4) Con l’ordinanza n. 32533 del 14 dicembre 2018, la Cassazione ha confermato la statuizione del Garante per la protezione dei dati personali, cui si era rivolto un lavoratore per vedersi riconoscere il diritto ad accedere a tutta la documentazione posta a fondamento di una sanzione disciplinare irrogata nei suoi confronti. Quest’ultimo aveva negato l’accesso ad alcuni documenti sostenendo che gli stesi fossero protetti dalla normativa sulla privacy. La Suprema Corte ha affermato che, in ossequio a quanto era previsto dall’art. 7 del codice della privacy (d.lgs. 196/2003) la cui ratio era quella di garantire la tutela della dignità e riservatezza del soggetto interessato, un dipendente può chiedere l’accesso a tutti i propri dati personali, ivi inclusi quelli che, pur non avendo carattere oggettivo, siano contenuti in documenti che portano alle decisioni aziendali.

5) Con sentenza n. 4612 del 15 febbraio 2019 la Suprema Corte, in accoglimento del ricorso presentato da un lavoratore, ha riconosciuto la responsabilità civile della società datrice di lavoro per il sinistro occorsogli. La Corte ha chiarito che l’esonero del datore di lavoro dalla responsabilità civile per tutti i danni coperti da assicurazione obbligatoria, di cui all’art. 10 del Testo Unico delle assicurazioni obbligatorie sui luoghi di lavoro (D.p.r. 1124/65), in quanto istituto “strettamente inserito nel vigente sistema previdenziale – assicurativo, come uno dei contributi e prestazioni assicurative che opera all’interno e nell’ambito dell’oggetto dell’assicurazione”, non opera laddove non intervenga la copertura assicurativa.
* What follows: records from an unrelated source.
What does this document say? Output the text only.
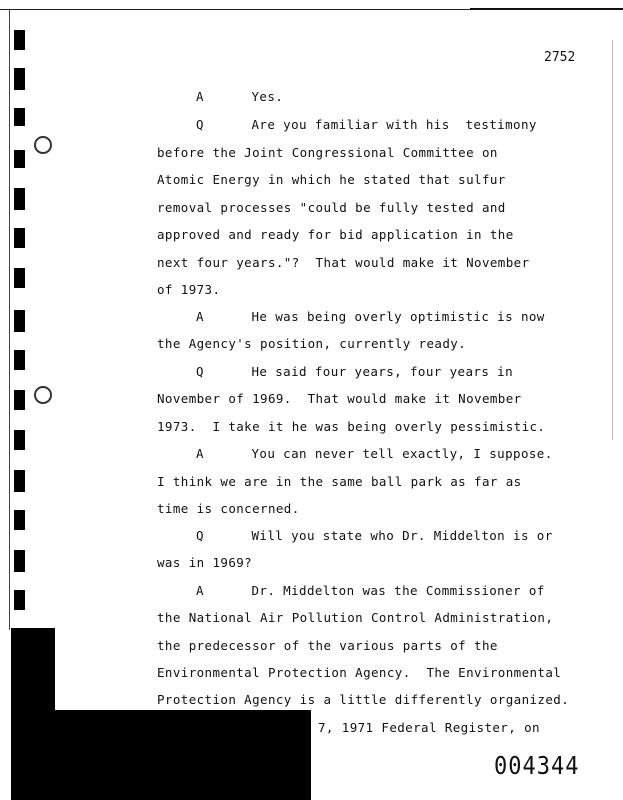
2752
A      Yes.
Q      Are you familiar with his  testimony
before the Joint Congressional Committee on
Atomic Energy in which he stated that sulfur
removal processes "could be fully tested and
approved and ready for bid application in the
next four years."?  That would make it November
of 1973.
A      He was being overly optimistic is now
the Agency's position, currently ready.
Q      He said four years, four years in
November of 1969.  That would make it November
1973.  I take it he was being overly pessimistic.
A      You can never tell exactly, I suppose.
I think we are in the same ball park as far as
time is concerned.
Q      Will you state who Dr. Middelton is or
was in 1969?
A      Dr. Middelton was the Commissioner of
the National Air Pollution Control Administration,
the predecessor of the various parts of the
Environmental Protection Agency.  The Environmental
Protection Agency is a little differently organized.
7, 1971 Federal Register, on
004344
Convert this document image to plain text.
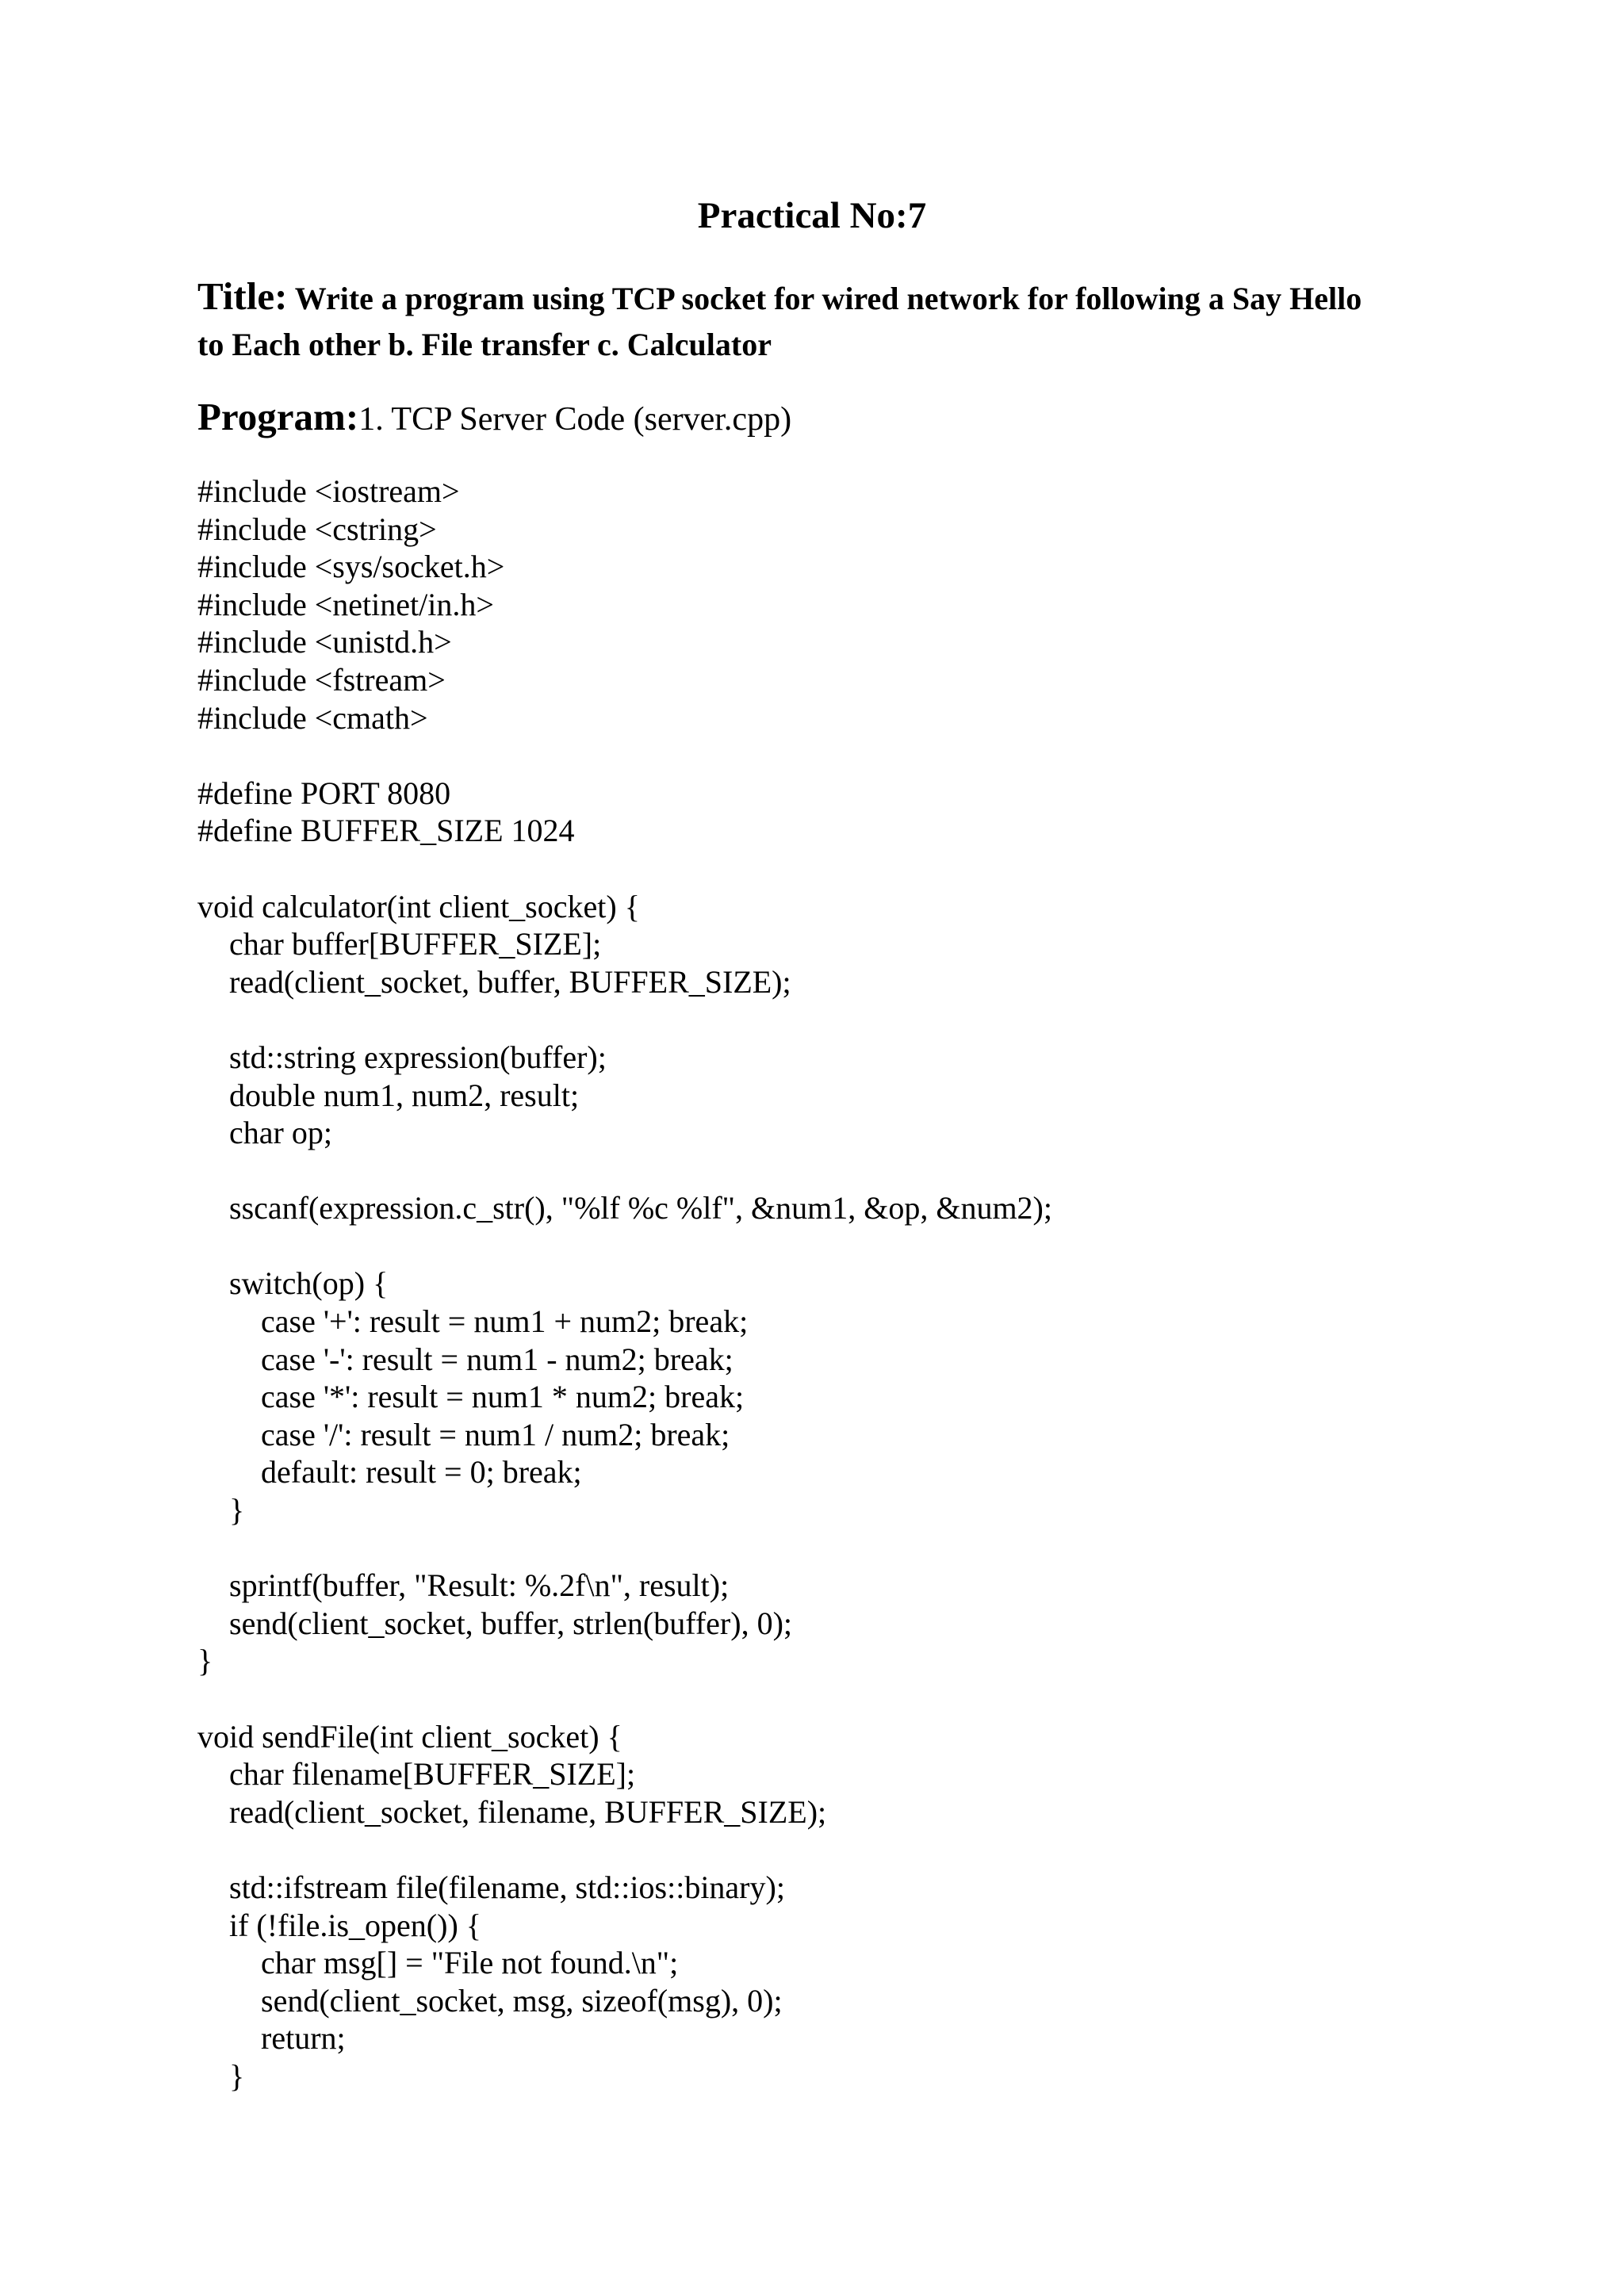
Practical No:7
Title: Write a program using TCP socket for wired network for following a Say Hello
to Each other b. File transfer c. Calculator
Program:1. TCP Server Code (server.cpp)
#include <iostream>
#include <cstring>
#include <sys/socket.h>
#include <netinet/in.h>
#include <unistd.h>
#include <fstream>
#include <cmath>
#define PORT 8080
#define BUFFER_SIZE 1024
void calculator(int client_socket) {
char buffer[BUFFER_SIZE];
read(client_socket, buffer, BUFFER_SIZE);
std::string expression(buffer);
double num1, num2, result;
char op;
sscanf(expression.c_str(), "%lf %c %lf", &num1, &op, &num2);
switch(op) {
case '+': result = num1 + num2; break;
case '-': result = num1 - num2; break;
case '*': result = num1 * num2; break;
case '/': result = num1 / num2; break;
default: result = 0; break;
}
sprintf(buffer, "Result: %.2f\n", result);
send(client_socket, buffer, strlen(buffer), 0);
}
void sendFile(int client_socket) {
char filename[BUFFER_SIZE];
read(client_socket, filename, BUFFER_SIZE);
std::ifstream file(filename, std::ios::binary);
if (!file.is_open()) {
char msg[] = "File not found.\n";
send(client_socket, msg, sizeof(msg), 0);
return;
}
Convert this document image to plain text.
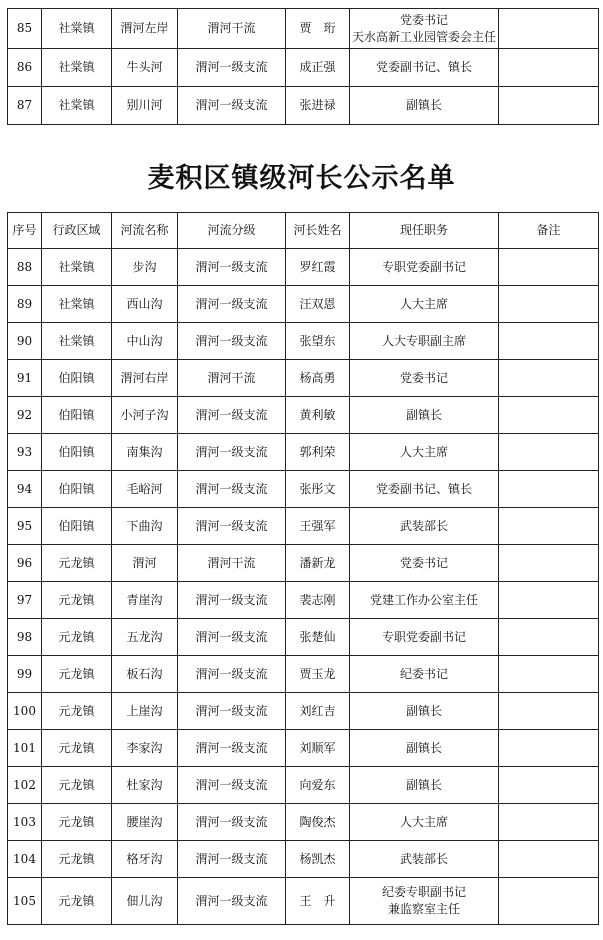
85	社棠镇	渭河左岸	渭河干流	贾　珩	党委书记
天水高新工业园管委会主任	

86	社棠镇	牛头河	渭河一级支流	成正强	党委副书记、镇长	

87	社棠镇	别川河	渭河一级支流	张进禄	副镇长	

麦积区镇级河长公示名单
序号	行政区域	河流名称	河流分级	河长姓名	现任职务	备注
88	社棠镇	步沟	渭河一级支流	罗红霞	专职党委副书记	

89	社棠镇	西山沟	渭河一级支流	汪双恩	人大主席	

90	社棠镇	中山沟	渭河一级支流	张望东	人大专职副主席	

91	伯阳镇	渭河右岸	渭河干流	杨高勇	党委书记	

92	伯阳镇	小河子沟	渭河一级支流	黄利敏	副镇长	

93	伯阳镇	南集沟	渭河一级支流	郭利荣	人大主席	

94	伯阳镇	毛峪河	渭河一级支流	张彤文	党委副书记、镇长	

95	伯阳镇	下曲沟	渭河一级支流	王强军	武装部长	

96	元龙镇	渭河	渭河干流	潘新龙	党委书记	

97	元龙镇	青崖沟	渭河一级支流	裴志刚	党建工作办公室主任	

98	元龙镇	五龙沟	渭河一级支流	张楚仙	专职党委副书记	

99	元龙镇	板石沟	渭河一级支流	贾玉龙	纪委书记	

100	元龙镇	上崖沟	渭河一级支流	刘红吉	副镇长	

101	元龙镇	李家沟	渭河一级支流	刘顺军	副镇长	

102	元龙镇	杜家沟	渭河一级支流	向爱东	副镇长	

103	元龙镇	腰崖沟	渭河一级支流	陶俊杰	人大主席	

104	元龙镇	格牙沟	渭河一级支流	杨凯杰	武装部长	

105	元龙镇	佃儿沟	渭河一级支流	王　升	纪委专职副书记
兼监察室主任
Sicché, pur trovando il danno origine dalla prestazione di lavoro, la responsabilità sarà disciplinata dalla normativa contenuta nel codice civile.

PERCHé é IMPORTANTE:

1) La mera cessazione nell’esecuzione delle prestazioni non è circostanza di per sé sola idonea a provare il licenziamento ma occorre che, seppur intimato oralmente al lavoratore, quest’ultimo ne fornisca la prova.

2) Laddove il fatto contestato al lavoratore rientri nella prassi tollerata dall’azienda, il licenziamento disciplinare irrogato al medesimo deve ritenersi illegittimo per difetto di proporzionalità.

3) Il giudice del lavoro può porre a fondamento del proprio convincimento circa la sussistenza di una giusta causa di licenziamento anche prove derivanti da indagini svolte in sede penale.

4) Il dipendente può chiedere al datore di lavoro l’accesso a tutti i propri dati personali, ivi inclusi quelli che, pur non avendo carattere oggettivo, siano contenuti in documenti che portano alle decisioni aziendali.

5) Nel caso in cui manchi la prestazione previdenziale di cui all’art 10 del Testo Unico delle assicurazioni obbligatorie sui luoghi di lavoro, non essendovi quindi copertura assicurativa, la responsabilità civile per gli infortuni occorsi ai dipendenti sul luogo di lavoro ricade sul datore di lavoro.